Grob fahrlässige Herbeiführung der Hilfebedürftigkeit durch Inhaftierung?

05.11.2012 | AutorIn:  Dr. Oliver Tolmein | Strafrecht, Aktuelles

Das SGB II ist doch immer wieder für überraschende Verfahren gut. Und so wenig die Jobcenter in der Lage scheinen, den gewöhnlichen Gang der Dinge rechtlich vernünftig abzuwickeln, so bemüht engagieren sich SGB-II-Träger gelegentlich ihre Klientel mit originellen Einfällen zu malträtieren.

Hat nicht ein wegen Straftaten verurteilter Mensch, der aus dem Knast heraus seine Familie nicht mehr unterhalten kann, die Bedürftigkeit seiner Familie "grob fahrlässig" herbeigeführt? Und könnte er deswegen nicht für die erbrachten Leistungen nach § 34 SGB II (ohnehin eine tolle Vorschrift, Einzelheiten dazu beim SGB II-Spezialisten Harald Thomè) ersatzpflichtig gemacht werden?

Die Idee war so großartig, dass das Hessische Landessozialgericht eine vernünftige abweisende Entscheidung des Sozialgerichts Frankfurt aufhob (Hess. LSG L 7 AS 314/11).

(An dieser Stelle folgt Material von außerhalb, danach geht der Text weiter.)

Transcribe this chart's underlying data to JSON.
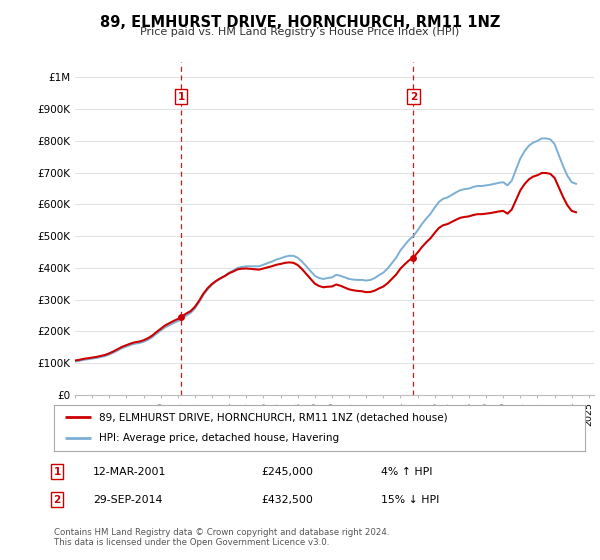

Am 2. November hat jetzt der 4. Senat des Bundessozialgerichts durch eine einschränkende Auslegung der Ersatzvorschirft wieder Vernunft in die Angelegenheit gebracht. Es hat erläutert, dass nicht jedes verwerfliche Verhalten, das zu einer Leistungserbringung nach dem SGB II führt, eine Ersatzpflicht zur Folge habe. Erfasst werde nur ein "sozialwidriges Verhalten" mit spezifischem Bezug zur Leistungserbringung. Dies ergebe sich aus der Entstehungsgeschichte der Kostenersatzpflicht in ihrer Neufassung bei Einführung des Bundessozialhilfegesetzes sowie dem jetzigen systematischen Kontext des § 34 SGB II mit weiteren SGB II-Regelungen.

Die einschränkende Auslegung gelte auch für die Anwendung des § 34 Abs. 1 SGB II, weil es sich um existenzsichernde und nur bedarfsabhängige Leistungen handele, auf die ein Rechtsanspruch bestehe und die grundsätzlich unabhängig von ihrer Ursache und einem etwaigen vorwerfbaren Verhalten in der Vergangenheit zu leisten seien. Dieser Grundsatz dürfe nicht durch eine weitreichende Ersatzpflicht unterlaufen werden. Zudem seien die zum Teil vom Sozialhilferecht abweichenden Wertungen des SGB II bei der Einstufung eines Verhaltens als sozialwidrig i.S.d. § 34 SGB II einzubeziehen.

Unter Berücksichtigung dieser Grundsätze sei das Verhalten des Klägers nicht als sozialwidrig i.S.d. § 34 SGB II einzustufen, obwohl es - wie dessen strafrechtliche Bewertung zeigt - in hohem Maße verwerflich sei.

Anders als möglicherweise bei Vermögensdelikten bestehe bei den hier im Mittelpunkt stehenden Straftaten (räuberischer Diebstahl in Tateinheit mit vorsätzlicher Körperverletzung, versuchte Vergewaltigung) keine spezifische Beziehung bzw. kein innerer Zusammenhang zur Herbeiführung von Hilfebedürftigkeit nach dem SGB II.

Das mit der Straftat im Jahre 2003 im Zusammenhang stehende, konkret zur Inhaftierung im Januar 2005 führende Verhalten des Klägers war in seiner Handlungstendenz nicht auf die Herbeiführung von Bedürftigkeit bzw. den Wegfall der Erwerbsfähigkeit oder -möglichkeit gerichtet.